Heartbreak Is on Display at the Museum of Broken Relationships

For as long as there's been love in the world, there's been love lost. And when love ends, what do we do with the mementos from relationships that once represented something beautiful but now are like tokens of heartbreak? The Museum of Broken Relationships in Zagreb, Croatia, and the newer outpost of the same name in Hollywood, CA, are a collection of more than 700 such items from all over the world, representing relationships past, along with the stories of heartbreak or redemption that accompany them.

The collection includes items one might expect: wedding dresses, once-cherished mix tapes, and photo albums. But it's the unique items that steal the show: a small bottle filled with tears, an ax used to smash the furniture, a never-opened bottle of Champagne, the prosthetic leg of a war veteran who fell in love with his therapist, and a pair of size double-zero jeans once owned by a woman recovering from anorexia after an abusive relationship. The museum sees the donations as cathartic, founders said. "[It] offers the chance to overcome an emotional collapse through creativity," a museum representative said.

Read on to see five moving stories, all courtesy of the Museum of Broken Relationships, that accompany different items that once held a significant meaning for the people who donated them to the museum.

Museum of Broken Relationships

"He gave Snoopy to me on my 17th birthday. We had fallen in love six months earlier, on October 5, 1981. Thirty years down the line, we had three sons, a house etc. He fell in love with another woman and he chose her . . . He broke my heart. Telling me that he hadn't really loved me in those 30 years. I just don't understand."

Museum of Broken Relationships

"This is a postcard that was inserted through the slit of my door a long time ago by our neighbours' son. He had been in love with me for three years. Following the old Armenian tradition, his parents came to our home to ask for my hand. My parents refused, saying that their son did not deserve me. They left angry and very disappointed. The same evening their son drove his car off a cliff . . ."

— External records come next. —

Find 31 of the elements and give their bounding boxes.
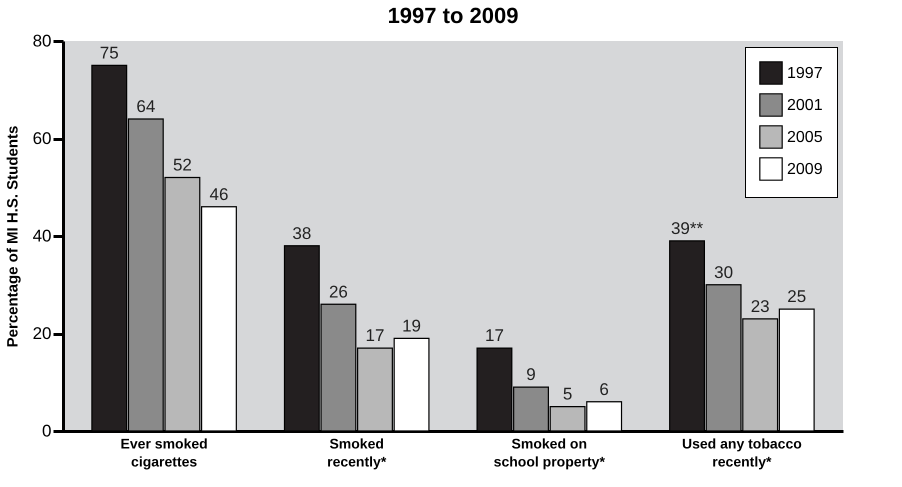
data-label: 17 <box>484 326 504 346</box>
data-label: 52 <box>172 156 192 174</box>
legend-label: 2009 <box>787 161 823 178</box>
data-label: 64 <box>136 97 156 116</box>
data-label: 26 <box>328 282 348 302</box>
data-label: 19 <box>402 316 422 336</box>
data-label: 6 <box>599 380 609 399</box>
data-label: 39** <box>670 218 704 238</box>
legend-label: 2005 <box>787 129 823 146</box>
data-label: 75 <box>100 43 119 62</box>
data-label: 17 <box>366 326 384 346</box>
data-label: 38 <box>292 224 312 243</box>
y-tick-label: 20 <box>32 324 52 343</box>
x-tick-label: Used any tobacco recently* <box>682 436 802 470</box>
y-axis-title: Percentage of MI H.S. Students <box>4 126 22 348</box>
legend-label: 2001 <box>787 97 823 114</box>
y-tick-label: 80 <box>32 32 52 50</box>
y-tick-label: 60 <box>32 129 52 148</box>
data-label: 5 <box>562 384 572 404</box>
data-label: 25 <box>787 287 806 306</box>
data-label: 23 <box>750 296 770 316</box>
x-tick-label: Ever smoked cigarettes <box>120 436 208 470</box>
data-label: 9 <box>526 365 536 384</box>
chart-title: 1997 to 2009 <box>388 3 518 28</box>
data-label: 46 <box>210 184 228 204</box>
y-tick-label: 0 <box>42 422 52 440</box>
x-tick-label: Smoked on school property* <box>494 436 606 470</box>
data-label: 30 <box>714 262 734 282</box>
x-tick-label: Smoked recently* <box>327 436 387 470</box>
y-tick-label: 40 <box>32 226 52 246</box>
legend-label: 1997 <box>787 65 823 82</box>
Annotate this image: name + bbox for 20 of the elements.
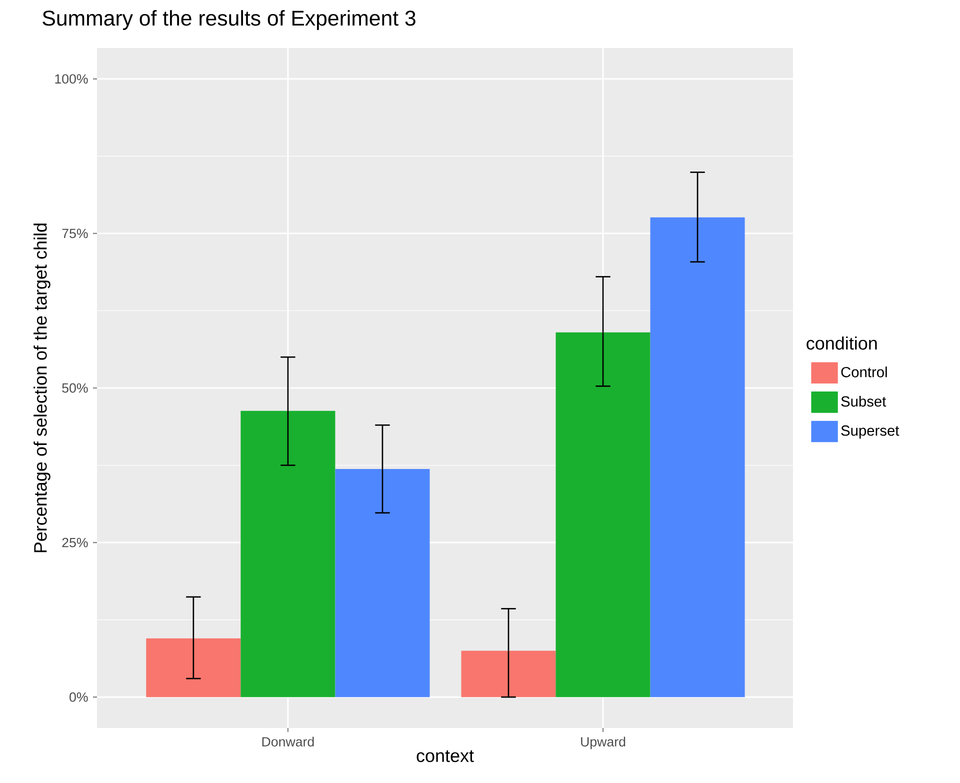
x-tick-label: Upward [581, 736, 626, 750]
legend-label: Subset [841, 396, 886, 407]
bar [461, 650, 556, 698]
y-tick-label: 25% [62, 538, 88, 548]
legend-label: Superset [841, 425, 900, 439]
legend-title: condition [806, 336, 877, 350]
chart-title: Summary of the results of Experiment 3 [42, 10, 416, 30]
bar [650, 217, 745, 698]
bar [240, 410, 336, 698]
bar [335, 468, 430, 698]
x-axis-title: context [416, 750, 474, 762]
y-tick-label: 75% [62, 228, 88, 238]
bar [556, 332, 650, 698]
x-tick-label: Donward [262, 736, 314, 746]
y-axis-title: Percentage of selection of the target child [34, 224, 50, 552]
legend-label: Control [841, 366, 887, 378]
y-tick-label: 50% [62, 383, 88, 393]
y-tick-label: 100% [55, 74, 88, 84]
y-tick-label: 0% [70, 692, 88, 702]
bar [146, 638, 241, 698]
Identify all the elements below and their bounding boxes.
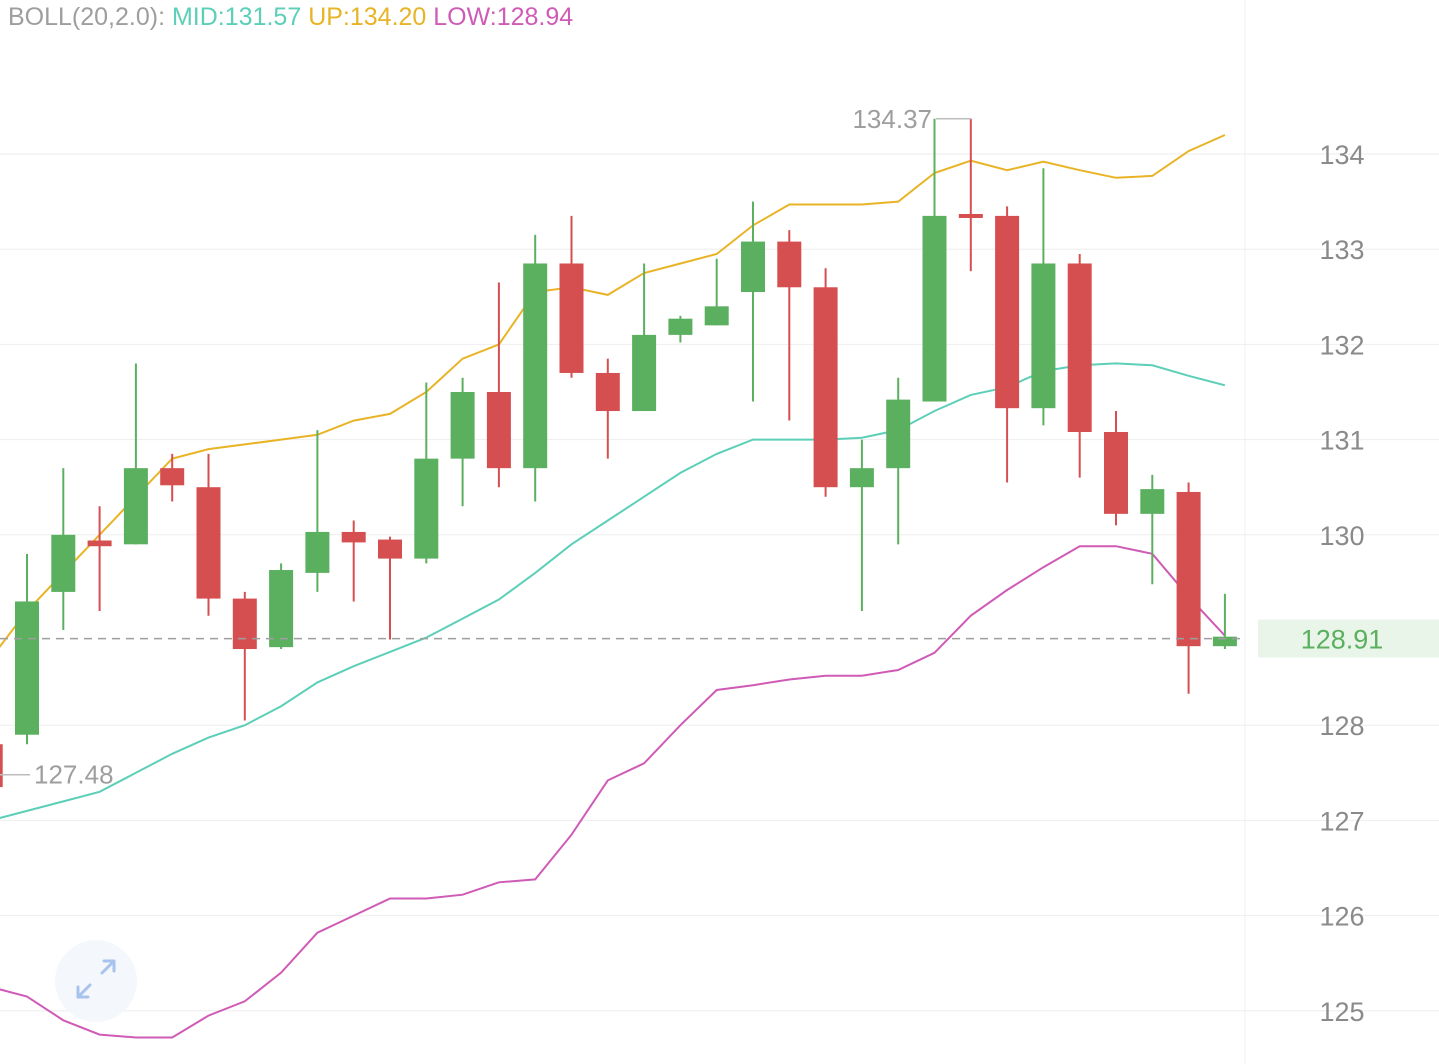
candle-body [1067, 263, 1092, 432]
candle-body [995, 215, 1020, 409]
candle-down [777, 230, 802, 421]
candle-up [922, 118, 947, 402]
low-annotation-label: 127.48 [34, 760, 114, 790]
legend-low-value: LOW:128.94 [433, 3, 574, 31]
candle-up [849, 439, 874, 611]
candle-body [414, 458, 439, 559]
candle-down [378, 536, 402, 640]
candle-body [450, 392, 475, 459]
candle-body [1031, 263, 1056, 409]
expand-arrows-icon [76, 959, 116, 999]
candle-down [1067, 253, 1092, 478]
bollinger-bands [0, 134, 1226, 1039]
candle-up [886, 377, 911, 545]
candle-down [595, 358, 620, 459]
candle-body [196, 487, 221, 599]
candle-body [741, 241, 765, 293]
candle-up [668, 315, 693, 343]
candle-up [51, 468, 76, 630]
candle-body [1140, 489, 1165, 514]
candle-body [559, 263, 584, 373]
candle-body [15, 601, 39, 735]
candle-body [523, 263, 548, 469]
candle-body [341, 531, 366, 543]
candle-body [305, 531, 330, 573]
candle-up [632, 263, 657, 412]
candle-body [813, 287, 838, 488]
candle-body [1176, 491, 1201, 647]
y-tick-label: 133 [1319, 235, 1364, 265]
candle-up [305, 430, 330, 592]
candle-body [595, 372, 620, 412]
middle-band-line [0, 362, 1226, 819]
candle-body [849, 468, 874, 488]
candle-down [0, 744, 3, 788]
price-annotations: 128.91 134.37 127.48 [0, 104, 1439, 790]
candle-up [1212, 593, 1237, 650]
y-tick-label: 131 [1319, 426, 1364, 456]
expand-chart-button[interactable] [55, 940, 137, 1022]
candle-down [160, 453, 185, 502]
candle-down [813, 268, 838, 497]
candle-body [922, 215, 947, 402]
candle-body [704, 306, 729, 326]
candle-body [668, 318, 693, 335]
y-tick-label: 128 [1319, 711, 1364, 741]
candle-down [995, 206, 1020, 483]
candle-body [160, 468, 185, 486]
candle-down [486, 282, 511, 488]
candle-body [958, 213, 983, 218]
candle-body [0, 744, 3, 788]
candle-down [1104, 411, 1128, 526]
legend-mid-value: MID:131.57 [171, 3, 302, 31]
candle-down [958, 118, 983, 272]
candle-up [269, 563, 294, 650]
y-tick-label: 134 [1319, 140, 1364, 170]
candle-body [51, 534, 76, 592]
candle-up [1140, 474, 1165, 585]
upper-band-line [0, 134, 1226, 649]
legend-up-value: UP:134.20 [308, 3, 427, 31]
y-tick-label: 127 [1319, 806, 1364, 836]
candle-up [15, 553, 39, 745]
candle-up [450, 377, 475, 507]
lower-band-line [0, 545, 1226, 1039]
candle-body [87, 540, 112, 547]
candle-body [1212, 636, 1237, 647]
candles[interactable] [0, 118, 1237, 788]
candle-body [777, 241, 802, 288]
y-tick-label: 125 [1319, 997, 1364, 1027]
y-tick-label: 132 [1319, 330, 1364, 360]
candle-down [87, 506, 112, 611]
candle-down [559, 215, 584, 378]
candle-down [341, 520, 366, 602]
boll-legend: BOLL(20,2.0): MID:131.57 UP:134.20 LOW:1… [8, 2, 573, 32]
price-axis: 134 133 132 131 130 128 127 126 125 [1319, 140, 1364, 1027]
candle-up [414, 382, 439, 564]
high-annotation-label: 134.37 [852, 104, 932, 134]
candle-up [523, 234, 548, 502]
candle-body [886, 399, 911, 469]
last-price-label: 128.91 [1301, 625, 1384, 655]
candle-body [232, 598, 257, 650]
candle-body [1104, 431, 1128, 514]
y-tick-label: 130 [1319, 521, 1364, 551]
candle-down [196, 453, 221, 616]
candle-body [632, 334, 657, 412]
legend-indicator-name: BOLL(20,2.0): [8, 3, 166, 31]
candle-body [486, 392, 511, 469]
candle-body [123, 468, 148, 545]
candle-body [269, 570, 294, 648]
candle-up [704, 258, 729, 326]
last-price-bg [1258, 619, 1439, 658]
candle-down [1176, 482, 1201, 694]
candle-up [1031, 168, 1056, 426]
y-tick-label: 126 [1319, 902, 1364, 932]
candle-down [232, 591, 257, 721]
candle-body [378, 539, 402, 559]
candle-up [741, 201, 765, 402]
candle-up [123, 363, 148, 545]
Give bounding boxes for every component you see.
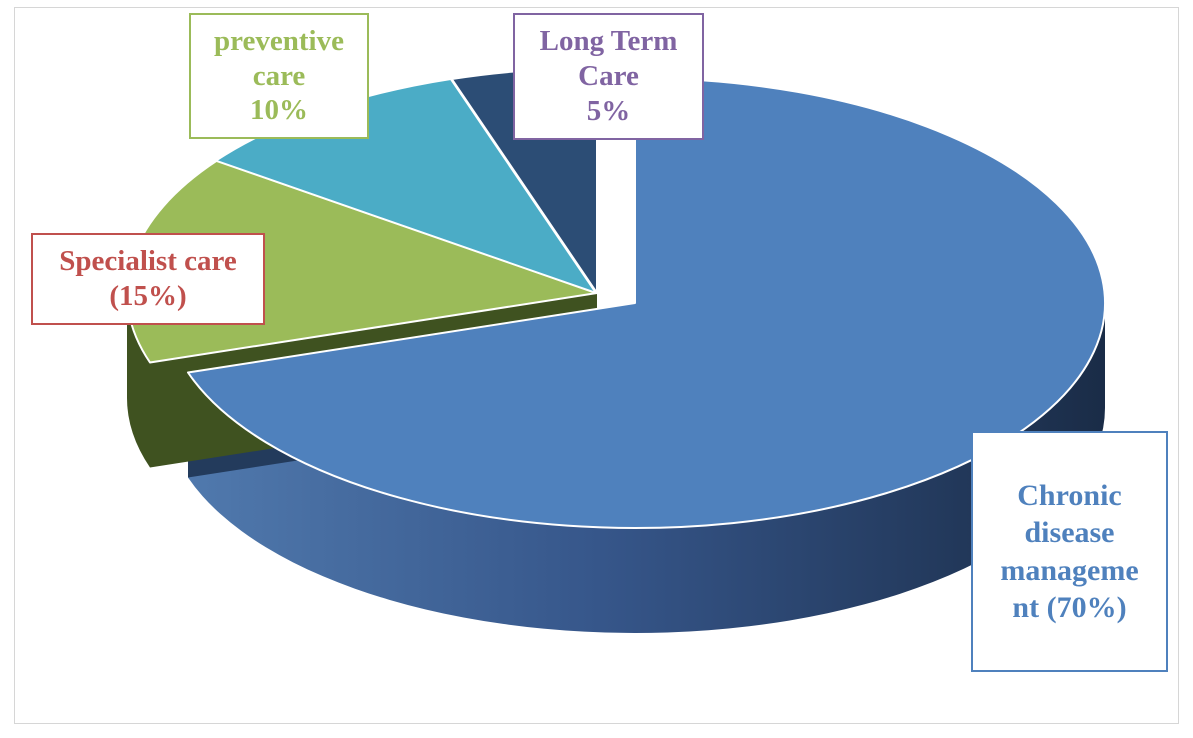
slice-side-specialist <box>127 293 150 468</box>
data-label-long-term-care: Long Term Care 5% <box>513 13 704 140</box>
data-label-line: disease <box>1024 516 1115 549</box>
data-label-preventive-care: preventive care 10% <box>189 13 369 139</box>
data-label-line: Chronic <box>1017 478 1122 512</box>
data-label-line: (15%) <box>109 280 187 312</box>
slice-side-chronic <box>188 303 1105 633</box>
data-label-line: manageme <box>1000 553 1139 587</box>
data-label-specialist-care: Specialist care (15%) <box>31 233 265 325</box>
data-label-line: Specialist care <box>59 245 237 278</box>
data-label-line: care <box>252 59 306 92</box>
data-label-line: preventive <box>214 24 344 57</box>
data-label-line: Care <box>578 60 639 93</box>
data-label-line: 5% <box>586 94 631 127</box>
data-label-line: Long Term <box>539 25 678 58</box>
data-label-chronic-disease-management: Chronic disease manageme nt (70%) <box>971 431 1168 672</box>
data-label-line: nt (70%) <box>1012 591 1127 624</box>
data-label-line: 10% <box>250 94 308 127</box>
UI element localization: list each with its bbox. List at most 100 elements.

Museum of Broken Relationships

"She gave it to me as a remembrance before I left. I never did get why she gave a magnifying glass nor did she ever explain what it meant. But she always said she felt 'small' whenever she was around me."

Museum of Broken Relationships

"She was the first woman that I let move in with me. All my friends thought I needed to learn to let people in more. A few months after she moved in, I was offered to travel to the US. She could not come along. At the airport we said goodbye in tears, and she was assuring me she could not survive three weeks without me. I returned after three weeks, and she said: 'I fell in love with someone else. I have known her for just four days, but I know that she can give me everything that you cannot.' I was banal and asked about her plans regarding our life together. The next day she still had no answer, so I kicked her out. She immediately went on holiday with her new girlfriend while her furniture stayed with me. Not knowing what to do with my anger, I finally bought this axe at Karstadt to blow off steam and to give her at least a small feeling of loss — which she obviously did not have after our break-up.

"In the 14 days of her holiday, every day I axed one piece of her furniture. I kept the remains there, as an expression of my inner condition. The more her room filled with chopped furniture acquiring the look of my soul, the better I felt. Two weeks after she left, she came back for the furniture. It was neatly arranged into small heaps and fragments of wood. She took that trash and left my apartment for good. The axe was promoted to a therapy instrument."

Museum of Broken Relationships

"He gave me this piggy when we met on student exchange in the US. It was just a joke over how much he loves bacon and me never wanting to taste it as my heritage forbids it. Many evenings we spent together at home drinking some wine and cooking dinner. Loving and annoying each other. What goes first in the pan?! Enriching each other with family memories and favorite foods. How different our habits and clothes were, how different our food from Israel to Denmark. And yet we are so much the same. We loved each other purely and deeply, we loved our differences and we both knew that was part of our charm. Imagining our children was like imagining how it would feel to win the lottery.

"But for me it was too hard to change my path, to hurt my parents who only wished for me to be happy, with a Jewish boy. I made the wrong decision; one that was not fully and consciously my own. Here I am standing, 27 years old, like a toddler learning to walk, I'm learning I can make my own decisions in life, fully . . . Only now do I know, falling in love has changed my destiny and for this I am grateful. Maybe I evolved too late for this wonderful, wonderful person but I know it's never too late to change. I'm giving you a glimpse at my piggy and a taste of our story, hoping we will all have the courage to consciously make our own decisions and the will to stand behind them. I will always follow my heart!"